Aurora poured out the tea and buttered the scones, and then, sitting on a gin-case with her plate in her lap, ate a good meal in cheeriest fellowship, adding to the felicity of the party with gay badinage and happy laughter. Aurora’s laugh was a delightful thing to hear; it had never ceased to give Done a peculiar stir of joyance, whilst awakening something of surprise. It was the laugh of a merry child; its mirth was strangely infectious, strangely suggestive of an unsullied soul.

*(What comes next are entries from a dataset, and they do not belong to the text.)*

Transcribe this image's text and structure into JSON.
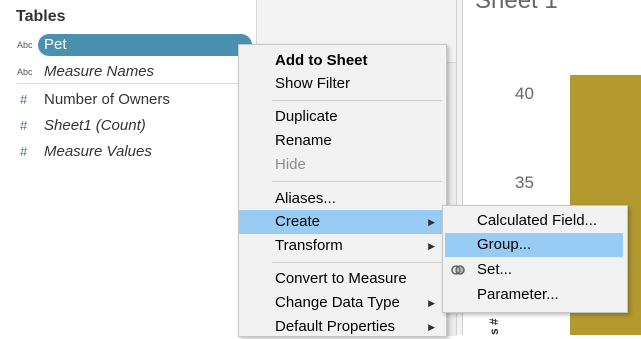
{
  "data_pane": {
    "heading": "Tables",
    "fields": [
      {
        "type": "Abc",
        "name": "Pet"
      },
      {
        "type": "Abc",
        "name": "Measure Names"
      },
      {
        "type": "#",
        "name": "Number of Owners"
      },
      {
        "type": "#",
        "name": "Sheet1 (Count)"
      },
      {
        "type": "#",
        "name": "Measure Values"
      }
    ]
  },
  "viz": {
    "sheet_title": "Sheet 1",
    "ticks": [
      "40",
      "35"
    ],
    "axis_label": "s #",
    "bar_color": "#b3992e"
  },
  "context_menu": {
    "items": [
      {
        "label": "Add to Sheet"
      },
      {
        "label": "Show Filter"
      },
      {
        "label": "Duplicate"
      },
      {
        "label": "Rename"
      },
      {
        "label": "Hide"
      },
      {
        "label": "Aliases..."
      },
      {
        "label": "Create"
      },
      {
        "label": "Transform"
      },
      {
        "label": "Convert to Measure"
      },
      {
        "label": "Change Data Type"
      },
      {
        "label": "Default Properties"
      }
    ]
  },
  "submenu": {
    "items": [
      {
        "label": "Calculated Field..."
      },
      {
        "label": "Group..."
      },
      {
        "label": "Set..."
      },
      {
        "label": "Parameter..."
      }
    ]
  },
  "colors": {
    "selected_pill": "#4a91b0",
    "menu_highlight": "#99ccf4"
  }
}
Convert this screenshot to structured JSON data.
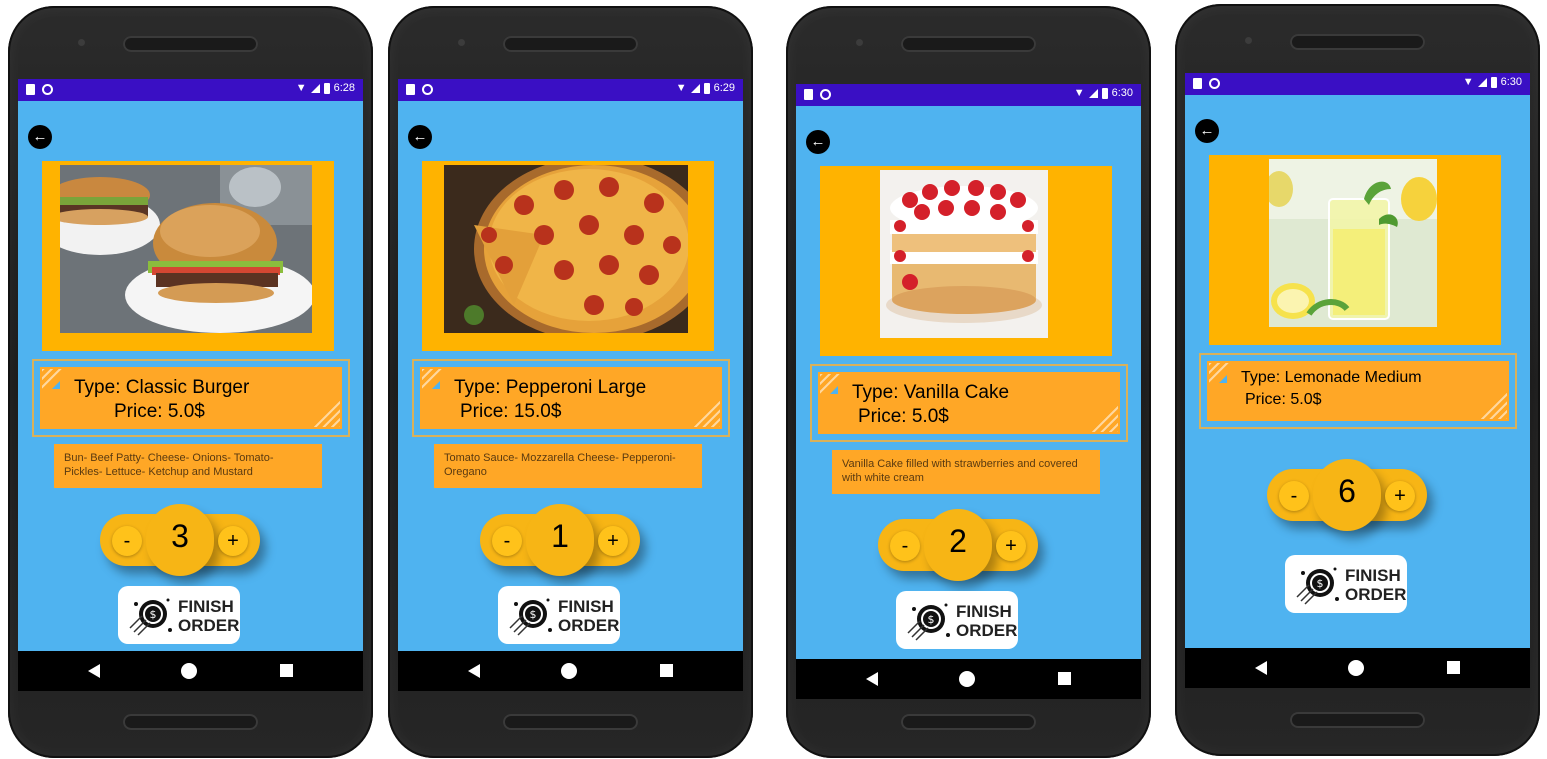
{
  "phones": [
    {
      "status": {
        "time": "6:28"
      },
      "item": {
        "type_line": "Type:  Classic Burger",
        "price_line": "Price:  5.0$",
        "description": "Bun- Beef Patty- Cheese- Onions- Tomato- Pickles- Lettuce- Ketchup and Mustard",
        "image_name": "classic-burger-photo"
      },
      "counter": {
        "minus": "-",
        "quantity": "3",
        "plus": "+"
      },
      "finish": {
        "line1": "FINISH",
        "line2": "ORDER"
      }
    },
    {
      "status": {
        "time": "6:29"
      },
      "item": {
        "type_line": "Type:  Pepperoni Large",
        "price_line": "Price:  15.0$",
        "description": "Tomato Sauce- Mozzarella Cheese- Pepperoni- Oregano",
        "image_name": "pepperoni-pizza-photo"
      },
      "counter": {
        "minus": "-",
        "quantity": "1",
        "plus": "+"
      },
      "finish": {
        "line1": "FINISH",
        "line2": "ORDER"
      }
    },
    {
      "status": {
        "time": "6:30"
      },
      "item": {
        "type_line": "Type:  Vanilla Cake",
        "price_line": "Price:  5.0$",
        "description": "Vanilla Cake filled with strawberries and covered with white cream",
        "image_name": "vanilla-cake-photo"
      },
      "counter": {
        "minus": "-",
        "quantity": "2",
        "plus": "+"
      },
      "finish": {
        "line1": "FINISH",
        "line2": "ORDER"
      }
    },
    {
      "status": {
        "time": "6:30"
      },
      "item": {
        "type_line": "Type:  Lemonade Medium",
        "price_line": "Price:  5.0$",
        "description": "",
        "image_name": "lemonade-photo"
      },
      "counter": {
        "minus": "-",
        "quantity": "6",
        "plus": "+"
      },
      "finish": {
        "line1": "FINISH",
        "line2": "ORDER"
      }
    }
  ],
  "colors": {
    "screen_bg": "#4fb3f0",
    "status_bar": "#3a0fc4",
    "image_frame": "#ffb300",
    "info_box": "#ffa726",
    "counter": "#f7b515"
  }
}
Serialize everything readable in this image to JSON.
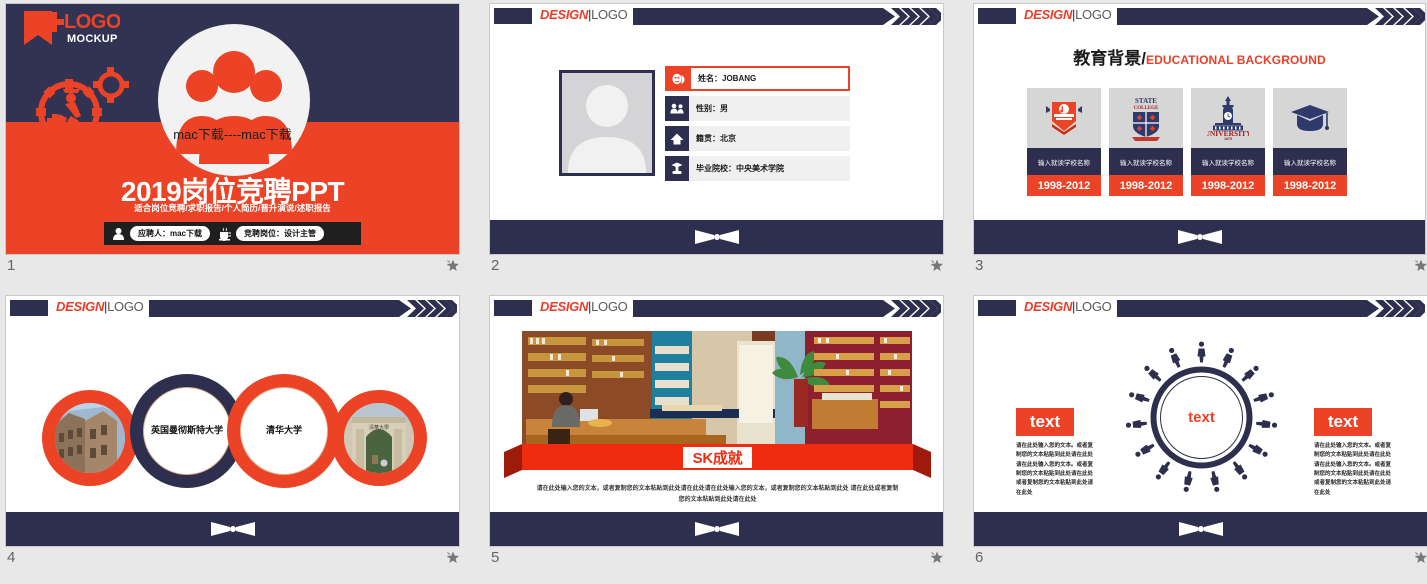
{
  "deck": {
    "header": {
      "design": "DESIGN",
      "divider": "|",
      "logo": "LOGO"
    },
    "colors": {
      "navy": "#2e2e4f",
      "red": "#ec4326",
      "light_gray": "#e8e8e8",
      "card_gray": "#d6d6d6"
    }
  },
  "slides": [
    {
      "number": "1",
      "logo_main": "LOGO",
      "logo_sub": "MOCKUP",
      "watermark": "mac下载----mac下载",
      "title": "2019岗位竞聘PPT",
      "subtitle": "适合岗位竞聘/求职报告/个人简历/晋升演说/述职报告",
      "applicant_label": "应聘人：mac下载",
      "position_label": "竞聘岗位：设计主管"
    },
    {
      "number": "2",
      "fields": [
        {
          "icon": "masks-icon",
          "label": "姓名：JOBANG",
          "active": true
        },
        {
          "icon": "people-icon",
          "label": "性别：男",
          "active": false
        },
        {
          "icon": "home-icon",
          "label": "籍贯：北京",
          "active": false
        },
        {
          "icon": "graduate-icon",
          "label": "毕业院校：中央美术学院",
          "active": false
        }
      ]
    },
    {
      "number": "3",
      "title_cn": "教育背景/",
      "title_en": "EDUCATIONAL BACKGROUND",
      "cards": [
        {
          "icon": "college-of-music-badge-icon",
          "name": "输入就读学校名称",
          "years": "1998-2012"
        },
        {
          "icon": "state-college-crest-icon",
          "name": "输入就读学校名称",
          "years": "1998-2012"
        },
        {
          "icon": "university-tower-icon",
          "name": "输入就读学校名称",
          "years": "1998-2012"
        },
        {
          "icon": "graduation-cap-icon",
          "name": "输入就读学校名称",
          "years": "1998-2012"
        }
      ]
    },
    {
      "number": "4",
      "circles": [
        {
          "kind": "image",
          "ring": "red",
          "caption": ""
        },
        {
          "kind": "text",
          "ring": "navy",
          "caption": "英国曼彻\n斯特大学"
        },
        {
          "kind": "text",
          "ring": "red",
          "caption": "清华\n大学"
        },
        {
          "kind": "image",
          "ring": "red",
          "caption": ""
        }
      ],
      "circle_texts": [
        "英国曼彻斯特大学",
        "清华大学"
      ]
    },
    {
      "number": "5",
      "ribbon_title": "SK成就",
      "caption_line1": "请在此处输入您的文本，或者复制您的文本粘贴到此处请在此处请在此处输入您的文本，或者复制您的文本粘贴到此处",
      "caption_line2": "请在此处或者复制您的文本粘贴到此处请在此处"
    },
    {
      "number": "6",
      "center_text": "text",
      "left_badge": "text",
      "right_badge": "text",
      "left_text": "请在此处输入您的文本。或者复制您的文本粘贴到此处请在此处请在此处输入您的文本。或者复制您的文本粘贴到此处请在此处或者复制您的文本粘贴到此处请在此处",
      "right_text": "请在此处输入您的文本。或者复制您的文本粘贴到此处请在此处请在此处输入您的文本。或者复制您的文本粘贴到此处请在此处或者复制您的文本粘贴到此处请在此处"
    }
  ]
}
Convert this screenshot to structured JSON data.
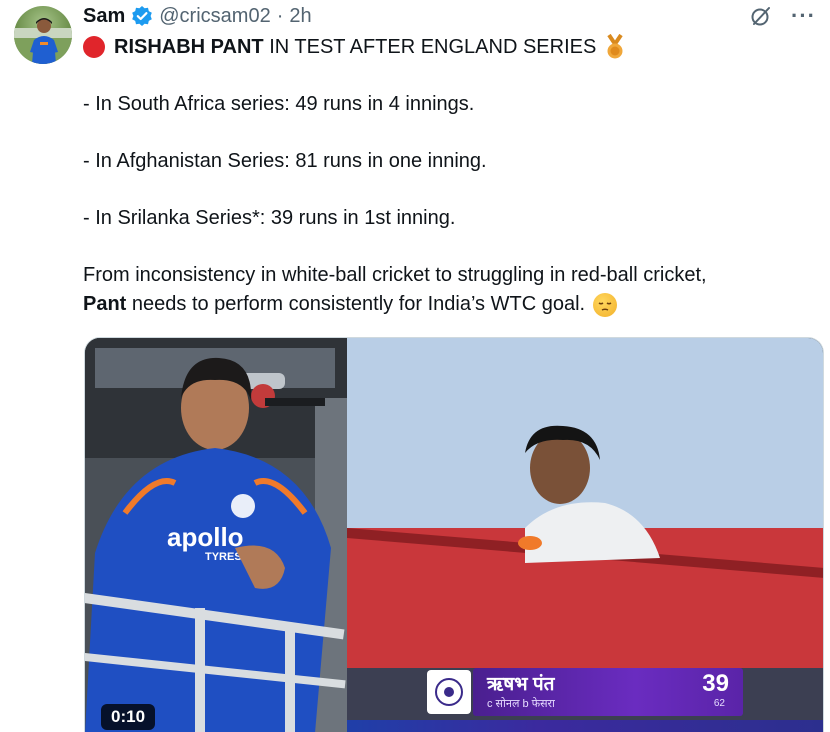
{
  "author": {
    "name": "Sam",
    "handle": "@cricsam02",
    "separator": "·",
    "time": "2h",
    "verified_icon": "verified-badge-icon"
  },
  "actions": {
    "grok_icon": "grok-icon",
    "more_label": "···"
  },
  "tweet": {
    "headline_bold": "RISHABH PANT",
    "headline_rest": " IN TEST AFTER ENGLAND SERIES",
    "line1": "- In South Africa series: 49 runs in 4 innings.",
    "line2": "- In Afghanistan Series: 81 runs in one inning.",
    "line3": "- In Srilanka Series*: 39 runs in 1st inning.",
    "para_line1": "From inconsistency in white-ball cricket to struggling in red-ball cricket,",
    "para_bold": "Pant",
    "para_rest": " needs to perform consistently for India’s WTC goal."
  },
  "media": {
    "video_time": "0:10",
    "jersey_text": "apollo",
    "jersey_subtext": "TYRES",
    "scorecard": {
      "player": "ऋषभ पंत",
      "dismissal": "c सोनल b फेसरा",
      "runs": "39",
      "balls": "62"
    }
  },
  "colors": {
    "text": "#0f1419",
    "secondary": "#536471",
    "verified": "#1d9bf0",
    "red_dot": "#e0252b",
    "scorecard": "#5a24a8"
  }
}
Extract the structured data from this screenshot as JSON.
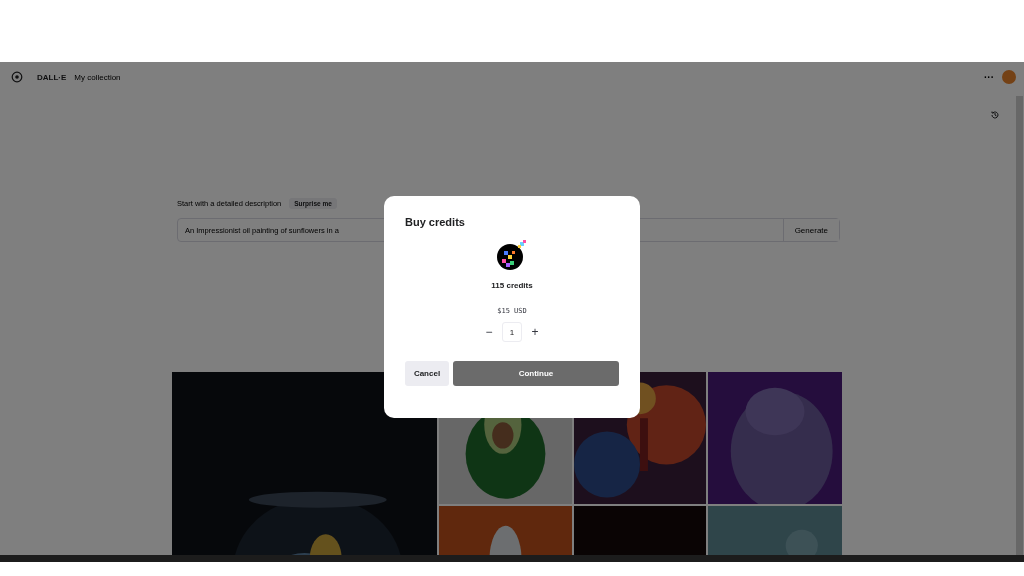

Hearing it, Jim turned to her wonderingly, but he had long since acquitted her of the suspicion of dissimulation. She was the least self-conscious creature living, the least calculating. If she had really set herself the task of displaying to the best advantage the more gentle and womanly side of her nature, she would certainly not have succeeded as well as she did this evening, moved by one of the thousand vagrant impulses that lent such varying colour to her character. Her humour was more subdued, her gaiety was restrained within the limits of an almost conventional decorum. She helped the men with a graciousness that was wholly effeminate, and the diggers responded to its influence.
‘Blast me if it don’t make a cove feel religious!’ was Harry Peetree’s sober comment, after he had lit his pipe and settled his back comfortably against the log.